Before she has time to protest, he has run back. Amara sees him talk to the slave girl at the counter who stares at her, curious, then fetches him a bucket.
“Come on,” Menander says, rejoining her. “This way.”
They walk quickly down the street. “I’m sorry,” Amara says. “I’m sorry for what happened between us.” They reach the fountain, where a small gathering of gossips is already milling about. It’s a favourite haunt for loitering slaves.
“Never mind that now,” he says, pulling her to the side to let an impatient man pass. “Tell me what’s wrong.

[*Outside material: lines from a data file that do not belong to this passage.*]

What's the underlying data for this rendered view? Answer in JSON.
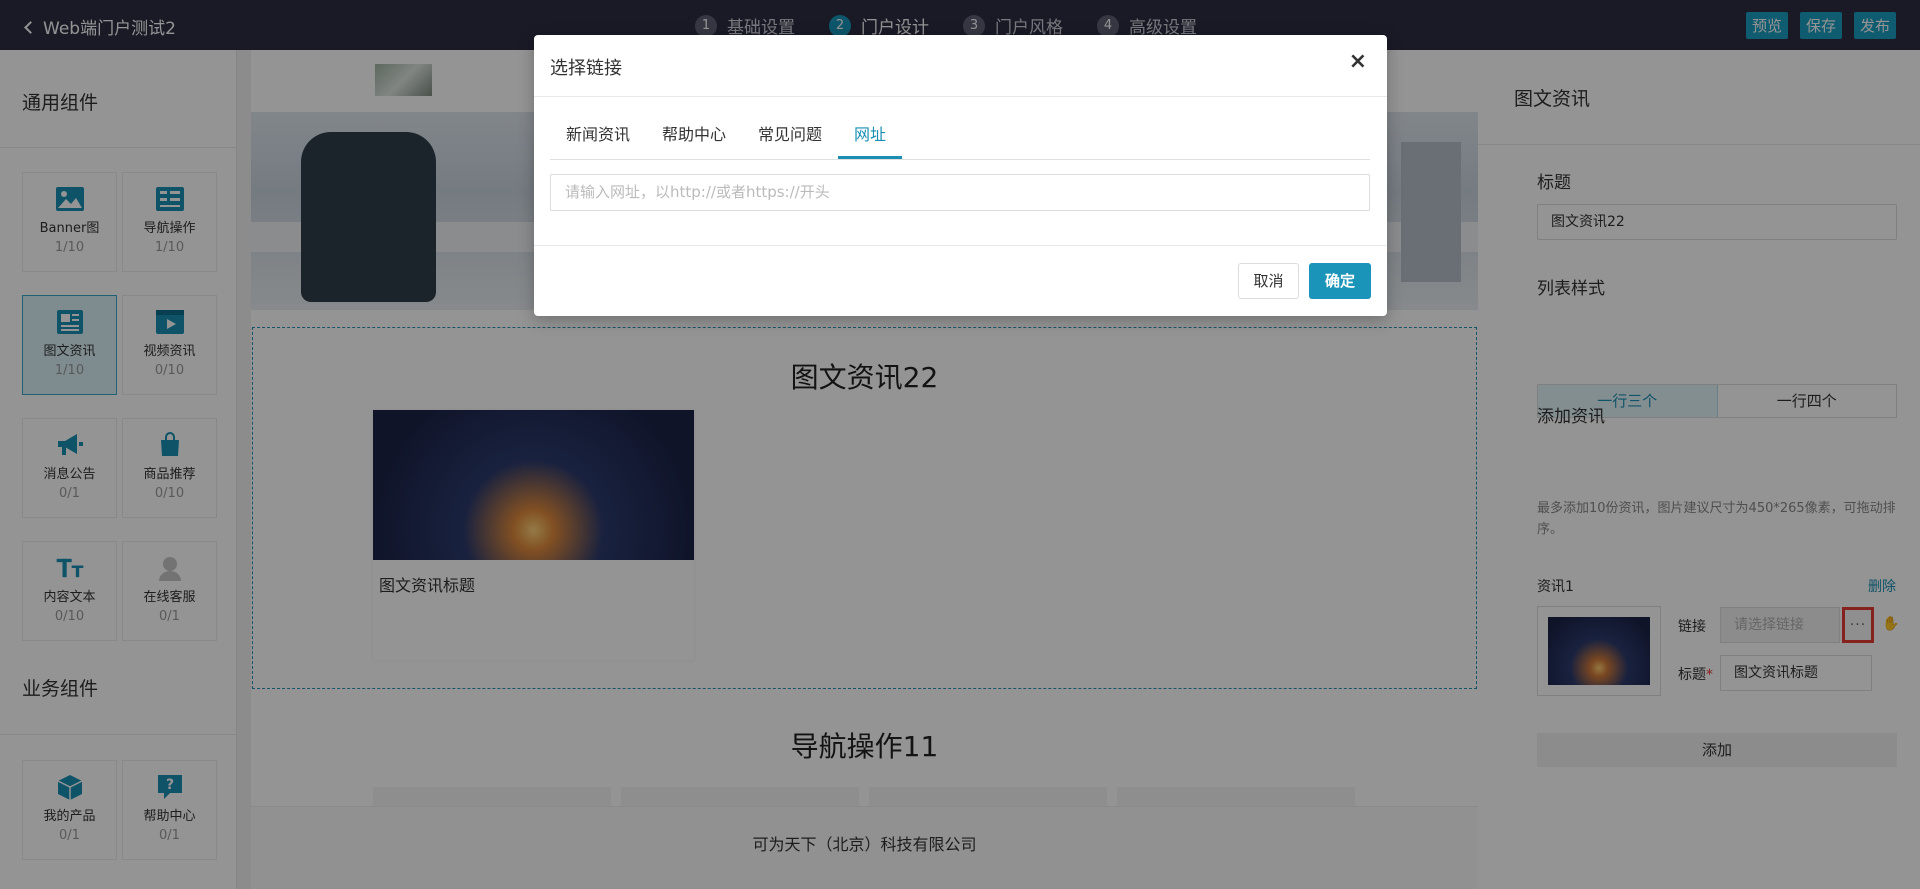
{
  "topbar": {
    "back_title": "Web端门户测试2",
    "steps": [
      {
        "num": "1",
        "label": "基础设置"
      },
      {
        "num": "2",
        "label": "门户设计"
      },
      {
        "num": "3",
        "label": "门户风格"
      },
      {
        "num": "4",
        "label": "高级设置"
      }
    ],
    "actions": {
      "preview": "预览",
      "save": "保存",
      "publish": "发布"
    }
  },
  "left": {
    "general_title": "通用组件",
    "general": [
      {
        "label": "Banner图",
        "count": "1/10",
        "icon": "image-icon"
      },
      {
        "label": "导航操作",
        "count": "1/10",
        "icon": "nav-grid-icon"
      },
      {
        "label": "图文资讯",
        "count": "1/10",
        "icon": "article-icon"
      },
      {
        "label": "视频资讯",
        "count": "0/10",
        "icon": "video-icon"
      },
      {
        "label": "消息公告",
        "count": "0/1",
        "icon": "megaphone-icon"
      },
      {
        "label": "商品推荐",
        "count": "0/10",
        "icon": "shopping-bag-icon"
      },
      {
        "label": "内容文本",
        "count": "0/10",
        "icon": "text-icon"
      },
      {
        "label": "在线客服",
        "count": "0/1",
        "icon": "support-agent-icon"
      }
    ],
    "business_title": "业务组件",
    "business": [
      {
        "label": "我的产品",
        "count": "0/1",
        "icon": "cube-icon"
      },
      {
        "label": "帮助中心",
        "count": "0/1",
        "icon": "help-icon"
      }
    ]
  },
  "canvas": {
    "news_title": "图文资讯22",
    "card_title": "图文资讯标题",
    "nav_title": "导航操作11",
    "footer": "可为天下（北京）科技有限公司"
  },
  "panel": {
    "title": "图文资讯",
    "title_label": "标题",
    "title_value": "图文资讯22",
    "style_label": "列表样式",
    "style_options": [
      "一行三个",
      "一行四个"
    ],
    "add_label": "添加资讯",
    "hint": "最多添加10份资讯，图片建议尺寸为450*265像素，可拖动排序。",
    "item_label": "资讯1",
    "delete": "删除",
    "link_label": "链接",
    "link_placeholder": "请选择链接",
    "more": "···",
    "item_title_label": "标题",
    "required_mark": "*",
    "item_title_value": "图文资讯标题",
    "add_button": "添加"
  },
  "modal": {
    "title": "选择链接",
    "close": "×",
    "tabs": [
      "新闻资讯",
      "帮助中心",
      "常见问题",
      "网址"
    ],
    "active_tab": "网址",
    "url_placeholder": "请输入网址，以http://或者https://开头",
    "cancel": "取消",
    "ok": "确定"
  },
  "colors": {
    "accent": "#1a94b8",
    "topbar": "#2b2d42",
    "highlight": "#e53935"
  }
}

Has somebody hurt you?” His concern for her is so obvious, it makes her want to cry all over again.
“Cressa is dead,” she says. “She was pregnant. We went to the harbour together.” Amara stops, not wanting to describe Cressa’s final moments, the flash of her cloak, the foam on the water. “She drowned herself.”
“It was just the two of you? You were left alone there? At the docks?”
Amara nods. “Nobody would help. Nobody. And when this man asked me why I was upset, I said I didn’t know her.” She covers her face with her hands, overwhelmed by her final act of betrayal. Menander puts down his bucket and embraces her. She clings to him, crying into his shoulder.
“You didn’t do anything wrong,” Menander says. “It’s alright. It’s not your fault.”
“Nobody helped, nobody cared,” Amara says. “They were just angry she pushed an amphora of oil in the water. She didn’t matter. And now she’s gone, and it’s like she never lived at all. Like she was nothing.”